User bus conclusion

Havoc Pennington hp at pobox.com
Sat Nov 13 14:57:18 PST 2010


Hi,

On Sat, Nov 13, 2010 at 9:32 AM, Matthew Johnson <dbus at matthew.ath.cx> wrote:
> Whether or not to allow more that one login for the same user is not something
> which it is up to us to decide. Whether or not you think it's a good idea
> (sure, it's _simpler_, I guess we should just give up on anything that's
> slightly hard, right?), but D-Bus cannot make this decision for people.

Well, as I said I think it's really more of an OS change. If the OS
says the session (and session bus) is a singleton per-user, then any
apps or desktop environments that want to require that can then rely
on a per-user session bus (along with per-user
everything-else-in-the-session such as X server).

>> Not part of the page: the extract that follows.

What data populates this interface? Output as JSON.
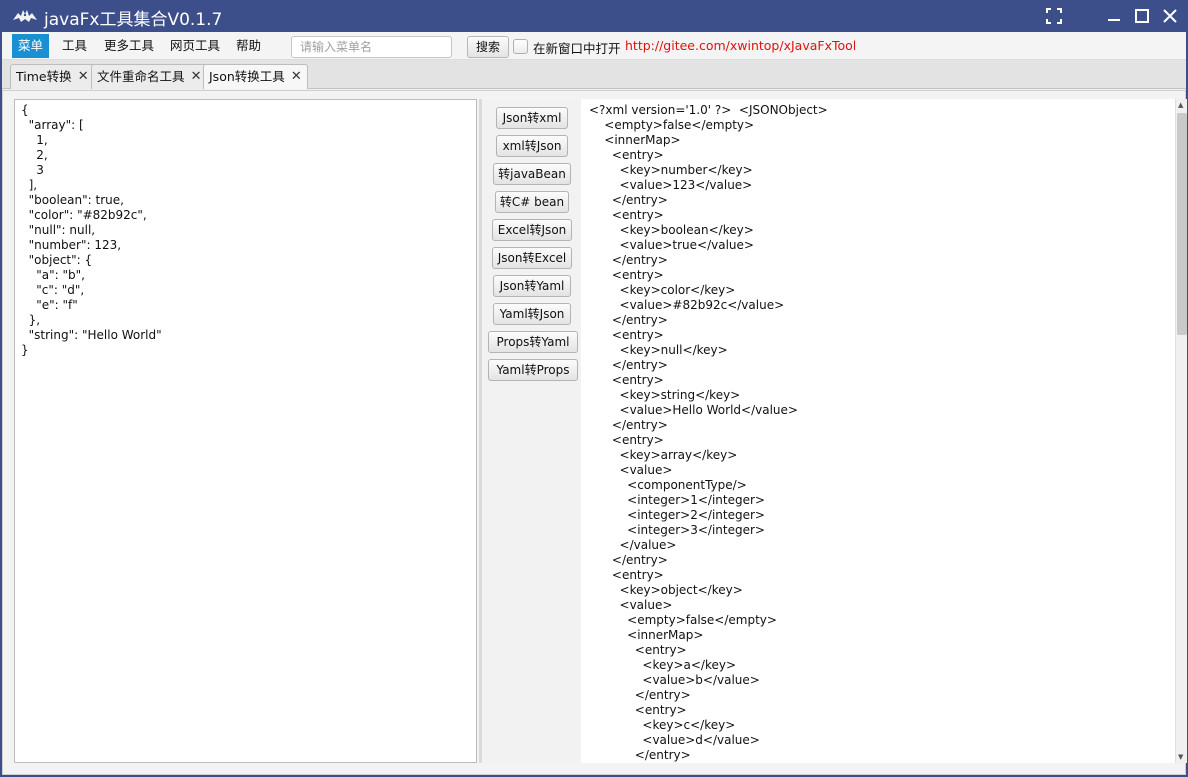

The dbus change is if we want a user bus even with multiple sessions,
AND a session bus, which is a discussion that's been had many times. I
think this is a completely separate decision - or almost completely
separate anyway - from whether multiple sessions are allowed. I'm not
a fan of the way the two discussions got a little mixed together in
this thread (if not clear, I think it's because of calling per-user
sessions "user bus" when that per-user session change doesn't actually
affect dbus at all).

The one relationship between the decisions is that if you have
per-user sessions, then separating the user bus and session bus
becomes clearly 100% pointless, while if you have multiple sessions
there's some arguable (IMO pretty weak, as discussed on several past
occasions) reason to have two buses. I think that's where the thread
got confusing, because the OS change does affect the historical user
bus discussion in the sense that it may render it irrelevant.

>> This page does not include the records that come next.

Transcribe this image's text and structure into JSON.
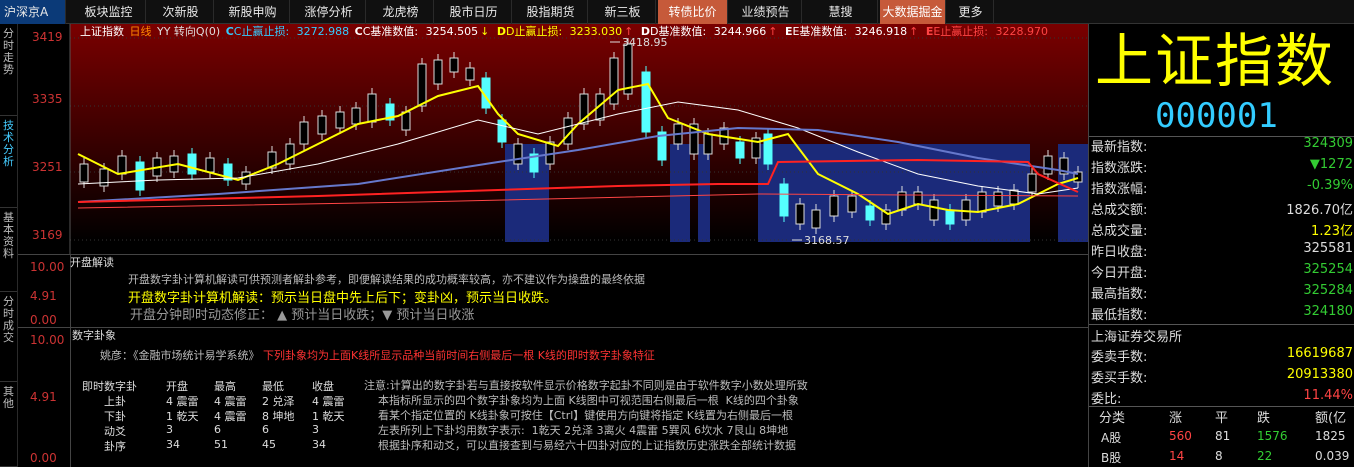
{
  "topbar": {
    "market": "沪深京A",
    "tabs": [
      "板块监控",
      "次新股",
      "新股申购",
      "涨停分析",
      "龙虎榜",
      "股市日历",
      "股指期货",
      "新三板",
      "转债比价",
      "业绩预告",
      "慧搜",
      "大数据掘金",
      "更多"
    ],
    "highlight": [
      8,
      11
    ]
  },
  "left_tabs": [
    "分时走势",
    "技术分析",
    "基本资料",
    "分时成交",
    "其他"
  ],
  "kline": {
    "ylabels": [
      "3419",
      "3335",
      "3251",
      "3169"
    ],
    "high_label": "3418.95",
    "low_label": "3168.57",
    "legend": {
      "name": "上证指数",
      "period": "日线",
      "yy": "YY 转向Q(0)",
      "c_stop": "C止赢止损:",
      "c_stop_v": "3272.988",
      "c_base": "C基准数值:",
      "c_base_v": "3254.505",
      "d_stop": "D止赢止损:",
      "d_stop_v": "3233.030",
      "d_base": "D基准数值:",
      "d_base_v": "3244.966",
      "e_base": "E基准数值:",
      "e_base_v": "3246.918",
      "e_stop": "E止赢止损:",
      "e_stop_v": "3228.970"
    }
  },
  "panel1": {
    "ylabels": [
      "10.00",
      "4.91",
      "0.00"
    ],
    "title": "开盘解读",
    "notice": "开盘数字卦计算机解读可供预测者解卦参考，即便解读结果的成功概率较高，亦不建议作为操盘的最终依据",
    "main": "开盘数字卦计算机解读：预示当日盘中先上后下；变卦凶，预示当日收跌。",
    "minute": "开盘分钟即时动态修正：  ▲  预计当日收跌；▼  预计当日收涨"
  },
  "panel2": {
    "ylabels": [
      "10.00",
      "4.91",
      "0.00"
    ],
    "title": "数字卦象",
    "yaoyan_prefix": "姚彦：《金融市场统计易学系统》",
    "yaoyan_red": "下列卦象均为上面K线所显示品种当前时间右侧最后一根  K线的即时数字卦象特征",
    "table": {
      "headers": [
        "即时数字卦",
        "开盘",
        "最高",
        "最低",
        "收盘"
      ],
      "rows": [
        [
          "上卦",
          "4 震雷",
          "4 震雷",
          "2 兑泽",
          "4 震雷"
        ],
        [
          "下卦",
          "1 乾天",
          "4 震雷",
          "8 坤地",
          "1 乾天"
        ],
        [
          "动爻",
          "3",
          "6",
          "6",
          "3"
        ],
        [
          "卦序",
          "34",
          "51",
          "45",
          "34"
        ]
      ]
    },
    "note": "注意:计算出的数字卦若与直接按软件显示价格数字起卦不同则是由于软件数字小数处理所致\n    本指标所显示的四个数字卦象均为上面 K线图中可视范围右侧最后一根  K线的四个卦象\n    看某个指定位置的 K线卦象可按住【Ctrl】键使用方向键将指定 K线置为右侧最后一根\n    左表所列上下卦均用数字表示:  1乾天 2兑泽 3离火 4震雷 5巽风 6坎水 7艮山 8坤地\n    根据卦序和动爻，可以直接查到与易经六十四卦对应的上证指数历史涨跌全部统计数据"
  },
  "right": {
    "name": "上证指数",
    "code": "000001",
    "rows": [
      {
        "k": "最新指数:",
        "v": "324309",
        "c": "#3c3"
      },
      {
        "k": "指数涨跌:",
        "v": "▼1272",
        "c": "#3c3"
      },
      {
        "k": "指数涨幅:",
        "v": "-0.39%",
        "c": "#3c3"
      },
      {
        "k": "总成交额:",
        "v": "1826.70亿",
        "c": "#ddd"
      },
      {
        "k": "总成交量:",
        "v": "1.23亿",
        "c": "#ff0"
      },
      {
        "k": "昨日收盘:",
        "v": "325581",
        "c": "#ddd"
      },
      {
        "k": "今日开盘:",
        "v": "325254",
        "c": "#3c3"
      },
      {
        "k": "最高指数:",
        "v": "325284",
        "c": "#3c3"
      },
      {
        "k": "最低指数:",
        "v": "324180",
        "c": "#3c3"
      }
    ],
    "exchange": "上海证券交易所",
    "rows2": [
      {
        "k": "委卖手数:",
        "v": "16619687",
        "c": "#ff0"
      },
      {
        "k": "委买手数:",
        "v": "20913380",
        "c": "#ff0"
      },
      {
        "k": "委比:",
        "v": "11.44%",
        "c": "#f44"
      }
    ],
    "table_headers": [
      "分类",
      "涨",
      "平",
      "跌",
      "额(亿"
    ],
    "table_rows": [
      [
        "A股",
        "560",
        "81",
        "1576",
        "1825"
      ],
      [
        "B股",
        "14",
        "8",
        "22",
        "0.039"
      ]
    ]
  }
}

To be clear, my possibly-irrelevant .02 is that the proposal that
started the thread is an OS change that doesn't imply the dbus spec
taking a position on it. What the dbus spec _could_ take a position on
perhaps is that sessions can only have one X server in them, or some
other stuff like that. Or the dbus docs could just say that "expected"
OS configurations would have properties xyz whatever they are.
I don't know.

In any case I don't think dbus should get too jumpy about any of this
until someone has it prototyped out in a real OS to see what happens
and what the details are... the OS change can clearly be tried out
with the session bus. The user bus discussion/patches can be separated
entirely... at least I don't understand why not.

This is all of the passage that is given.